En raison des visions tragiques du Talon de fer, Jack London fut jugé à tort d’être un pessimiste. À vrai dire, ce sont les combats sociaux qui en Amérique prenaient parfois des tournures violentes qui lui ont inspiré ce roman. Son esprit préoccupé et tourmenté par les problèmes de la classe ouvrière, vécut entre l’inquiétude et l’espoir toujours avec une foi ardente, persuadé « qu’après les ténèbres viendrait l’aurore, le triomphe du monde du travail ». Quelque jour, quand nous serons plus nombreux et que nous aurons quelques leviers de plus pour travailler, nous renverserons l’édifice et avec lui toute sa vie de pourriture et ses cadavres ambulants, le monstrueux égoïsme dont il est imprégné.

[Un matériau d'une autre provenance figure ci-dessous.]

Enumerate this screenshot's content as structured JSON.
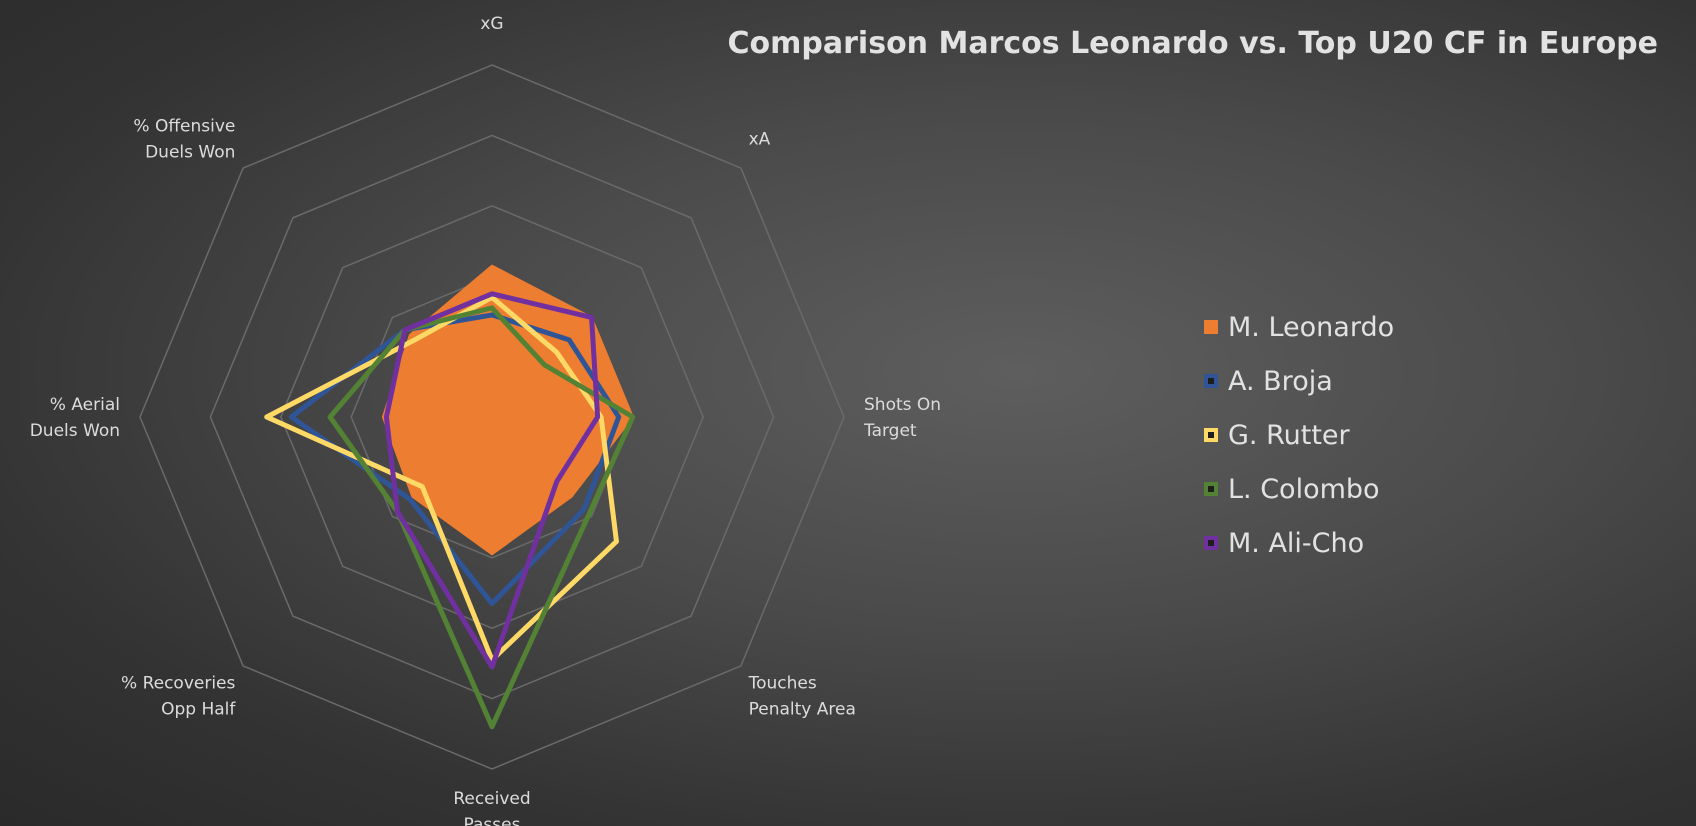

Alors nous nettoierons la cave et bâtirons une nouvelle habitation pour le genre humain où toutes les chambres seront gaies et claires, où l’air qu’on respirera sera propre, noble et vivant. » Voilà pourquoi ses romans sociaux n’ont pas perdu leur acuité et leur intérêt humain.

Jack London, qui était un militant actif dans le mouvement ouvrier, s’est toujours opposé à tout accommodement avec la bourgeoisie capitaliste. Il n’avait confiance que dans les luttes dont il attendait l’émancipation du prolétariat.

Ce romancier puissant a aussi écrit des contes merveilleux : La Fille des neiges et L’Appel de la forêt, L’Amour de la vie, Contes des mers du Sudqui sont un mélange de pureté, de pittoresque, d’ingéniosité et de grâce. Un souffle frais de la nature et d’humanité traverse ses contes ; les sentiments qu’il analyse ne sont pas ni artificiels, ni abstraits. L’imagination colorée se mêle à la réalité, les rêves aux aspirations toujours plus élevées, car il aime passionnément la vie et désire sans cesse l’harmonie intérieure.

Son génie romanesque s’affirme déjà avec une intensité singulière dans La Vallée de la Lane où son art de narration atteint la perfection. Jack London a également étudié les mœurs, les caractères, les vices, les bizarreries et les extravagances des hommes dans Les Mémoires d’un buveur et dans La Brute des cavernes. D’autres romans caractéristiques comme La Peste écarlate, Le Tourbillon, Le Cabaret de la dernière chance, frappent par le réalisme saisissant du tempérament humain, par l’analyse des passions opposées et des penchants morbides.

Par contre, l’amour, la tendresse et la pitié se manifestent dans Enfants du froid et dans Radieuse aurore qui dégagent la douceur, le charme et la sincérité de l’écrivain.

C’est pendant la guerre mondiale, en 1916 que Jack London mourut à l’apogée de sa carrière.

Dans la littérature américaine il est considéré comme un romancier véridique de la nature et des passions humaines, mais également comme un des meilleurs observateurs et peintres du monde ouvrier.